The etymology is instructive. Betrayal is not only a violation; it is an act with a direction. Something goes somewhere it was not supposed to go. A confidence shared in the dark ends up in the light. An intimacy offered in good faith gets handed to another party — whether that party is another person, or an addiction, or the betrayer's own needs for excitement, for escape, for a self less burdened by the weight of commitment.
What makes betrayal in intimate relationship so specifically devastating is not only the pain it causes but the retroactive revision it requires. When a significant betrayal is discovered, the past must be reread. Every remembered moment now carries the shadow of what was also happening, unseen. The holiday they took together three years ago now has subtitles. The evenings she thought he was working late now require re-examining. This retrospective revisionism is one of the cruelest dimensions of betrayal: it does not only damage the future; it contaminates the past.

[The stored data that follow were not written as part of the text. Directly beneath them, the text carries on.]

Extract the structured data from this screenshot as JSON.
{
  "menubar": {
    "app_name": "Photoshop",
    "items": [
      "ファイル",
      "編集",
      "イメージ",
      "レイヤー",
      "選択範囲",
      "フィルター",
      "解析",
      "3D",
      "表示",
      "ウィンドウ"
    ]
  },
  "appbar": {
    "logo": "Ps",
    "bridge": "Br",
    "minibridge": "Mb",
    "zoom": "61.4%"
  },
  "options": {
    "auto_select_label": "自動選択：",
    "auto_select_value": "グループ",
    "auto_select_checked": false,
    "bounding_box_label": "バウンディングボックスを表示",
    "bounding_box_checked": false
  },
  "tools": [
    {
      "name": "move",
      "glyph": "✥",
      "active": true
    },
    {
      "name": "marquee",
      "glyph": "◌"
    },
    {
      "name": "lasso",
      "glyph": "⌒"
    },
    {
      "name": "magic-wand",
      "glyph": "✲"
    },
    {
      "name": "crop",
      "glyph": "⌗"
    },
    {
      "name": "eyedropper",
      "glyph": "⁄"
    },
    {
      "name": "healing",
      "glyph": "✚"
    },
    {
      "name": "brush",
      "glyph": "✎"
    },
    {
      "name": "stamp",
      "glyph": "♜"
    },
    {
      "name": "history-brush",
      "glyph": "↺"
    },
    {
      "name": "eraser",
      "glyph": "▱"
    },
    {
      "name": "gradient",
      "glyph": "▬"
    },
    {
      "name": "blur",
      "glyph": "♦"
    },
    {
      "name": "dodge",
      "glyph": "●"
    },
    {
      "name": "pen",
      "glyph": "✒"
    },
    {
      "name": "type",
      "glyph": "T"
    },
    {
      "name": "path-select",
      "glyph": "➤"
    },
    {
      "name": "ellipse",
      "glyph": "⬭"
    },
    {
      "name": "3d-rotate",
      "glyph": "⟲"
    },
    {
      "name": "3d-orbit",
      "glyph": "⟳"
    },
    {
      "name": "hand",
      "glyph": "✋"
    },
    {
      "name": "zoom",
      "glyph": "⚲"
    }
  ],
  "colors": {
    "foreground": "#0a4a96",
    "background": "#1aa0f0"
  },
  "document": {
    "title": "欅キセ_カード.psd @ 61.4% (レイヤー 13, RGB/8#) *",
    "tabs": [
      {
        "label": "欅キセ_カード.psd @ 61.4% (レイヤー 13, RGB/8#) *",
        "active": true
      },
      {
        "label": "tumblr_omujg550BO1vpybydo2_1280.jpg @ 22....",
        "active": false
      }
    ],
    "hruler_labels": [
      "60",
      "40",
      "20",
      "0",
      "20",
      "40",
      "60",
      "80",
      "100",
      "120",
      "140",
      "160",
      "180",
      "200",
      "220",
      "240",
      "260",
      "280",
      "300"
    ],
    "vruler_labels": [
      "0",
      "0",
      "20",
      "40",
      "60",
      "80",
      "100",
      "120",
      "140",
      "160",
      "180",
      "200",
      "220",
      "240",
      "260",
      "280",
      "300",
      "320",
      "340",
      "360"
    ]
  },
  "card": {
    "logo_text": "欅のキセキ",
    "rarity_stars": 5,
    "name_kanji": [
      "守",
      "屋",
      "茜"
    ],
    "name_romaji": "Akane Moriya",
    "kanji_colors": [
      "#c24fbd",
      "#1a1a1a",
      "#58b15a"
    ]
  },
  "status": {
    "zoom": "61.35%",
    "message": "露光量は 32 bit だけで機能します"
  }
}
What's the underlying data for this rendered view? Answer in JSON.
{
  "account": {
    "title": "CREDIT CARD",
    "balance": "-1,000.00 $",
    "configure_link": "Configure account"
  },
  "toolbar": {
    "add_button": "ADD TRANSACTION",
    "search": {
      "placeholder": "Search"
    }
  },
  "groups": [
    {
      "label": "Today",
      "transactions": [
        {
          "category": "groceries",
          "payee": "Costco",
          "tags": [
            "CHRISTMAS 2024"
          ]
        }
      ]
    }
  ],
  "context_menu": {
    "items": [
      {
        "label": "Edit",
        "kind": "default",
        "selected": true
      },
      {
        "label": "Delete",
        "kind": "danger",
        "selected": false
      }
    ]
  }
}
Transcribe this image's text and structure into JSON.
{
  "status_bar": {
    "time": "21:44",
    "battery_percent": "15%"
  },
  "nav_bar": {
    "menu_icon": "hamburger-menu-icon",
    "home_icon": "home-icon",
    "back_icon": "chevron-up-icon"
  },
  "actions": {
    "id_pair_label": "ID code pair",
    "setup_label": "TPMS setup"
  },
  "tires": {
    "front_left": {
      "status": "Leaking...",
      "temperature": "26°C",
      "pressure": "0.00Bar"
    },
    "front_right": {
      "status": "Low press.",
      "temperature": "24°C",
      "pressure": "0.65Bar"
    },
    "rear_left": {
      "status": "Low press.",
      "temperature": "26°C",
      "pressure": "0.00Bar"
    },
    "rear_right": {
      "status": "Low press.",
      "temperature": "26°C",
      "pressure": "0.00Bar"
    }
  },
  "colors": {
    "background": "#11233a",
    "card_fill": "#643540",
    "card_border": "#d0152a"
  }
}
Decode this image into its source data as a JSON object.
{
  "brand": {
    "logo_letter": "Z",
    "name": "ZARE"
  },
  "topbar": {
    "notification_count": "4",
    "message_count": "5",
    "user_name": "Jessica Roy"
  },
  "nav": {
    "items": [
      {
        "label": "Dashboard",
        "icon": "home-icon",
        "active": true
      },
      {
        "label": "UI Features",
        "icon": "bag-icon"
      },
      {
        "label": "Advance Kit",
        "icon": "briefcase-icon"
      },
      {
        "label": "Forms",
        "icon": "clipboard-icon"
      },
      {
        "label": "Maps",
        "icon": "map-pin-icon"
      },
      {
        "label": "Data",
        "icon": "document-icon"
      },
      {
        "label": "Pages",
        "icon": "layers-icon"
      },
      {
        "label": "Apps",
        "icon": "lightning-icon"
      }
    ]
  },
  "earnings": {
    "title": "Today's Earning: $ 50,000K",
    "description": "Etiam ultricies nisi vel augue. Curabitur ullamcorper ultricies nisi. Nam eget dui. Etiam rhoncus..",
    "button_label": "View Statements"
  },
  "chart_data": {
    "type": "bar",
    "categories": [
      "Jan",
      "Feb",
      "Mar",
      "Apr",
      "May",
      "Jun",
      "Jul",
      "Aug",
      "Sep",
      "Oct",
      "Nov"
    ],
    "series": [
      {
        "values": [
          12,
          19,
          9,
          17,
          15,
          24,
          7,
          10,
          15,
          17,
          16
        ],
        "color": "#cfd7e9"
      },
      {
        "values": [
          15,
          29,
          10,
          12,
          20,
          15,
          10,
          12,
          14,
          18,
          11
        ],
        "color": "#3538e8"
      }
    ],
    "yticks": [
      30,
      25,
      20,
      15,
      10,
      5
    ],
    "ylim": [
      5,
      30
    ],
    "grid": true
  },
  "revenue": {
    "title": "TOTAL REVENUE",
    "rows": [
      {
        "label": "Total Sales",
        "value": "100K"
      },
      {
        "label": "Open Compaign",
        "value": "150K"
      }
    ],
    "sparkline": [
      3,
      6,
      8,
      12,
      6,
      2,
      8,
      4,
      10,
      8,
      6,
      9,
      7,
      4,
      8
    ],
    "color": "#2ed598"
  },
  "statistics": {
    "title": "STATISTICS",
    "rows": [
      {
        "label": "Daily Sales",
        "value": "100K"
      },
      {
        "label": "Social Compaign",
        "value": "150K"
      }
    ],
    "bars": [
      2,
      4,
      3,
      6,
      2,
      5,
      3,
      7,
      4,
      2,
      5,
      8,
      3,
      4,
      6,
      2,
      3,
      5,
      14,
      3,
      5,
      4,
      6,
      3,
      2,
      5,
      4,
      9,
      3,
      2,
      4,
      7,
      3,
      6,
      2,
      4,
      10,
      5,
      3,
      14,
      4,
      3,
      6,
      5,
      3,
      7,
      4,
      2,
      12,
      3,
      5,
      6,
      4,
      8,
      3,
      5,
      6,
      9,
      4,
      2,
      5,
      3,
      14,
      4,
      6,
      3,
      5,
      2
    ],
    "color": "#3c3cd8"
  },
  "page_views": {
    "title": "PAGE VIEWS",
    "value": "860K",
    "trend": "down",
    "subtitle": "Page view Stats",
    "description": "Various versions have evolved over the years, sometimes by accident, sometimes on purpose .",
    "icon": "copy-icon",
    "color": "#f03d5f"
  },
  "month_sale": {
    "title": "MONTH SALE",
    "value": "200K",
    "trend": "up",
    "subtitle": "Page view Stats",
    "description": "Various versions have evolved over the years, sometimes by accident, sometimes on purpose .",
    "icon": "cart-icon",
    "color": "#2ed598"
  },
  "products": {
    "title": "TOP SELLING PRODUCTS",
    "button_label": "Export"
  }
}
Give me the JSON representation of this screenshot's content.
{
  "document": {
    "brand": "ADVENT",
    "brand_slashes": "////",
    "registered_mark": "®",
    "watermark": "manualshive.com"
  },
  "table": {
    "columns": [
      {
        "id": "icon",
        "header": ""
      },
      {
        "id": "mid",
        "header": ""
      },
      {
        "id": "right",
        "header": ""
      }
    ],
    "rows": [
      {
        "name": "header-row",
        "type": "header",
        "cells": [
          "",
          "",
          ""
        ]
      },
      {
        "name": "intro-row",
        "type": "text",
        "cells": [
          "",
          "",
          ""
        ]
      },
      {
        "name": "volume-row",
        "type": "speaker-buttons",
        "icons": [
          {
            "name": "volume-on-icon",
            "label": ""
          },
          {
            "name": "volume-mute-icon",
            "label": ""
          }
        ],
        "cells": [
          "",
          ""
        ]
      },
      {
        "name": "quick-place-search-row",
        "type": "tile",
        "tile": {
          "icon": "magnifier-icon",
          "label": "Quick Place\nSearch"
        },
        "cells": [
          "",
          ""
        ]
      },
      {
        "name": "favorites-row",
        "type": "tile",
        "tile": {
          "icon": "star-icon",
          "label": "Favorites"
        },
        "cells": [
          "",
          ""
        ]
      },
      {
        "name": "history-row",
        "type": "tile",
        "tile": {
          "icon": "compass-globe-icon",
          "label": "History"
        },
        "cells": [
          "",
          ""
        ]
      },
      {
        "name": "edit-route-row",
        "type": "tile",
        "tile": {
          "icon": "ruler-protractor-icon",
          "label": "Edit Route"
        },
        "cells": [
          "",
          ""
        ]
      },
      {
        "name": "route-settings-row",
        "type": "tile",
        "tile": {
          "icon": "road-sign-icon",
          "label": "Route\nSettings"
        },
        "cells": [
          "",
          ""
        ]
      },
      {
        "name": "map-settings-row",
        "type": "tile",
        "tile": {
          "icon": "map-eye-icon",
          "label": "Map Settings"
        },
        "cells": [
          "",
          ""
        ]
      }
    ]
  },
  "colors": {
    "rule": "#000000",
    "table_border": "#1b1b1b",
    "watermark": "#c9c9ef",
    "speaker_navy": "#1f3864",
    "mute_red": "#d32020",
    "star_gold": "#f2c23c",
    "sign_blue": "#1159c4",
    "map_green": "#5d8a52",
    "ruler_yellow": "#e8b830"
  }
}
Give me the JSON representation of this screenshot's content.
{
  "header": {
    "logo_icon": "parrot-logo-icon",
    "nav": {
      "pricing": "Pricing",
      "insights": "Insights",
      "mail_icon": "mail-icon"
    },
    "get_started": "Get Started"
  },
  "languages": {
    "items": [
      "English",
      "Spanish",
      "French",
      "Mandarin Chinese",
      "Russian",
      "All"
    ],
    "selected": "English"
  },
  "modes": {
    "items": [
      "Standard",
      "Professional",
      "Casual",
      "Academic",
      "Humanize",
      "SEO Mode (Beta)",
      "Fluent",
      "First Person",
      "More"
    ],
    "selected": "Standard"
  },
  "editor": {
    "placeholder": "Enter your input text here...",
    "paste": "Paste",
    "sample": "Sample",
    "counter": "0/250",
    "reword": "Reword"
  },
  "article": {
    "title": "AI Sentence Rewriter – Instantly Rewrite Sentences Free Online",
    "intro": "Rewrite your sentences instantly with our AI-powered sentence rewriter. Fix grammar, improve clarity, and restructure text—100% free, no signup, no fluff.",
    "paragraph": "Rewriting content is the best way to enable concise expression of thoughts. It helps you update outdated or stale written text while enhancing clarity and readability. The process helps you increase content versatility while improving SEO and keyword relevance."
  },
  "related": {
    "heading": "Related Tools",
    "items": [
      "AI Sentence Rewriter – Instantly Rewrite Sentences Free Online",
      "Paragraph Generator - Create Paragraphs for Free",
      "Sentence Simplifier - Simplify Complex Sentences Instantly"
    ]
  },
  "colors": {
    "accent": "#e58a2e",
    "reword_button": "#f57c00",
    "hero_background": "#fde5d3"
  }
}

Contemporary culture tends to locate betrayal exclusively in the erotic. But couples who stay in the aftermath of non-sexual betrayal often discover that what was violated was something more foundational: the implicit agreement that you will bring your inner life here. That this, whatever its imperfections, is where your most unspeakable things are supposed to land. When that agreement is broken — when someone chooses to be known more fully elsewhere — the injury is not to the ego so much as to the shared project itself. The thing you were building together turns out to have been built on different foundations.